The Emotional Side: Should You Even Do This?

Let's be real for a second. Removing your ex from photos is a practical decision, but it's also an emotional one.

"Once it ends, it's gotta go. I deleted absolutely everything — pictures, messages, removed all his friends/family from social media."— Reddit user in r/BreakUps

Some people find closure in removing their ex from photos. Others prefer to acknowledge that chapter of their life happened. There's no right answer — only what's right for you.

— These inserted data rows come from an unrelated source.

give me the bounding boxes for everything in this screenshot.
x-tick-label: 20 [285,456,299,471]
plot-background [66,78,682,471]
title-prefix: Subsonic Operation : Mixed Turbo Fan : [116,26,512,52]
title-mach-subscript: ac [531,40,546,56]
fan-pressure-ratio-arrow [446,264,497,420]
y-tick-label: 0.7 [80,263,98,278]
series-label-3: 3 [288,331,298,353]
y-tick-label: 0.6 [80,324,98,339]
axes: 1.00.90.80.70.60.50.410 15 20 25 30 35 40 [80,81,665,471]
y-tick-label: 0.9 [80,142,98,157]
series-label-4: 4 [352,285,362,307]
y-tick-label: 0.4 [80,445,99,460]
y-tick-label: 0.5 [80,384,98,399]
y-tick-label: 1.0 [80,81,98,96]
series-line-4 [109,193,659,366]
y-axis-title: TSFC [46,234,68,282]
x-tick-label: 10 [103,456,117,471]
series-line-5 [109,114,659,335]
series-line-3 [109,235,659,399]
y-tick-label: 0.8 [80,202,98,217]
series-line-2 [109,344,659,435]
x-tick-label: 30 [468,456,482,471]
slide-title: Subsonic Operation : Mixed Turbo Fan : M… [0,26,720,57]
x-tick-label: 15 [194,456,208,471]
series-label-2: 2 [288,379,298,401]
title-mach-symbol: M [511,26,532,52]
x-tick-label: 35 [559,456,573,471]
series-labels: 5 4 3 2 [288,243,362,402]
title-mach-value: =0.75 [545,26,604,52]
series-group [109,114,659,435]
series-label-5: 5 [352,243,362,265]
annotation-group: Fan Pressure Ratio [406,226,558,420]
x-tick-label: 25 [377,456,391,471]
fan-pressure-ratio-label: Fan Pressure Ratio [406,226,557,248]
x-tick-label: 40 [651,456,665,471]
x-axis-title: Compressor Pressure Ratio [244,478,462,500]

What we've seen is that people often want to keep photos for one of these reasons:

  • Family members in the photo (grandparents, parents, siblings)
  • The venue or moment was significant
  • It's the only good photo of themselves from that period
  • Kids might want to see them someday

If your reason is "I just want to pretend it never happened" — that's okay too. Your photos, your healing process.

The Bottom Line

Removing an ex from wedding photos used to require expensive professional editing or serious Photoshop skills. In 2026, AI tools have made it accessible to anyone with a smartphone.

For occasional use on simple photos, free tools like Snapseed can work. For wedding photos with complex backgrounds, poses, and lighting — you'll want an AI-powered app that understands scene reconstruction.

If you're ready to reclaim those photos, AIPGEN is our recommendation. The AI person removal handles the hard work, and the photo restoration feature is a bonus if your wedding photos have aged.

Your wedding day happened. Your marriage ended. But your memories with the people who matter? Those can stay — just without the person who doesn't belong there anymore.